Israel independence day | When El Al flew to Tehran and other historical tidbits

1. Iran was an ally

Iran and Israel enjoyed mostly good relations until the Islamic revolution that overthrew the shah in 1979. Iran recognized Israel in 1950, becoming the second Muslim-majority country to do so (after Turkey). Iran supplied Israel with oil during the OPEC oil embargo, Israel sold Iran weapons, and El Al flew regular flights between Tel Aviv and Tehran. All that ended a week after the shah’s ouster, when Iran’s new rulers cut ties with Israel and transferred its embassy in Tehran to the Palestine Liberation Organization.

2. Home to Nazi heirs

At least 400 descendants of Nazis have converted to Judaism and moved to Israel, according to filmmakers who made a documentary about the phenomenon several years ago. In addition, others converted to Judaism or married Israelis but do not live in the Jewish state — such as Heinrich Himmler’s great-niece, who married an Israeli Jew and lives overseas.

3. ‘Ben-Gurion’s rice’ 

Israeli couscous was invented in the 1950s at the behest of Israel’s first prime minister, David Ben-Gurion, who asked the Osem food company to come up with a wheat-based substitute for rice during a period of austerity in Israel. The invention, which Israelis dubbed “Ben-Gurion’s rice,” was an instant hit.

4. No TV till the ‘60s

The first Israeli TV transmission took place in 1966, and at first was intended only for schools for educational use. Regular public broadcasts began on Israel Indepen-dence Day in May 1968. For almost two decades more, Israel had only one channel, and broadcasts were limited to specific hours of the day. A second channel debuted in 1986, and cable was introduced in 1990.

5. A princess in Jerusalem

Prince Philip’s mother, born in 1885 as Princess Alice of Battenberg, spent much of her life in Greece after marrying Prince Andrew of Greece and Denmark. During the Nazi occupation of Greece, Alice hid a Jewish woman and two of her children from the Nazis, earning her eventual recognition by Israel’s Yad Vashem Holocaust Memorial as Righteous Among Nations and by the British government as a “Hero of the Holocaust.” She moved to London in 1967 to live in Buckingham Palace with her son and daughter-in-law, Queen Elizabeth II. She died in 1969. In 1988, her body was transferred to a crypt at the Convent of Saint Mary Magdalene in Gethsemane on Jerusalem’s Mount of Olives, honoring a wish she had expressed before her death.

6. Alaska Airlines’ airlift

When anti-Jewish riots broke out in Yemen after Israel’s victory in the 1948 War of Independence, Yemen’s Jewish community decided to move en masse to the Jewish homeland. James Wooten, president of Alaska Airlines, was among those moved by their plight. Between June 1949 and September 1950, Alaska Airlines made approximately 430 flights as part of Operation Magic Carpet, the secret mission that transported nearly 50,000 Jews from Yemen to Israel.

7. Early role model

Golda Meir was the world’s third female prime minster. Elected Israeli prime minister in 1969 at the age of 70, she was preceded only by Sirimavo Bandaranaike of Sri Lanka (1960-65) and Indira Ghandi of India (1966-77).

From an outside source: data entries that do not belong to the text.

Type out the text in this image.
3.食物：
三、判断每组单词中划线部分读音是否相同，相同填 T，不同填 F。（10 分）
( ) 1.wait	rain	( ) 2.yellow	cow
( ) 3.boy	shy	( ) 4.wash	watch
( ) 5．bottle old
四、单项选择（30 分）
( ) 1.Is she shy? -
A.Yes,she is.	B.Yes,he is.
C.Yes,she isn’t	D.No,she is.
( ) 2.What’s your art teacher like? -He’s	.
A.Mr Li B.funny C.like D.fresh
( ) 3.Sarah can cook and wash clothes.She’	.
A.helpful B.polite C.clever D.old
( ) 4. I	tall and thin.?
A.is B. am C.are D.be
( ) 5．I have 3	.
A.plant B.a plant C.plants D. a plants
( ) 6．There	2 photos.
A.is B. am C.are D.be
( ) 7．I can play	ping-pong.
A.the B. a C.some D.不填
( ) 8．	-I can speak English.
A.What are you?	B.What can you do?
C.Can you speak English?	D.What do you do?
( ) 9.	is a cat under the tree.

Born in Kiev and raised in Milwaukee, Wisconsin, Meir moved to a kibbutz in her early 20s and quickly became active in Labor politics.

8. An early solar leader

Israeli law began requiring solar water heaters in all new homes in 1980. The law was passed following the energy crisis of the late ‘70s and made Israel the world’s leader in the use of solar energy per capita. Today, an estimated 85 percent of Israeli households use solar systems for hot water, amounting to some 3 percent of the nation’s energy consumption. However, Israel lags behind other countries in implementing other solar energy solutions, and a growing number of new buildings utilize legal loopholes that provide exemptions to the solar heater law.

9. Mount Scopus status

Though situated in eastern Jerusalem, Mount Scopus, where Hebrew University and Hadassah Hospital have campuses, has been in Israeli hands since the state’s founding. After the 1948 War of Indepen-dence, the hilltop was controlled by Jews but surrounded by Jordan-controlled eastern Jerusalem. Israel maintained its Mount Scopus exclave by ferrying in troops and supplies every two weeks under United Nations guard. Mount Scopus was reunited with the rest of Jewish Jerusalem in the 1967 Six-Day War.

10. Einstein as president?

Albert Einstein was offered the presidency by David Ben-Gurion in November 1952 in the days after the death of Israel’s first president, Chaim Weizmann. Einstein turned down the invitation, citing his advanced age and ineptitude at dealing with people.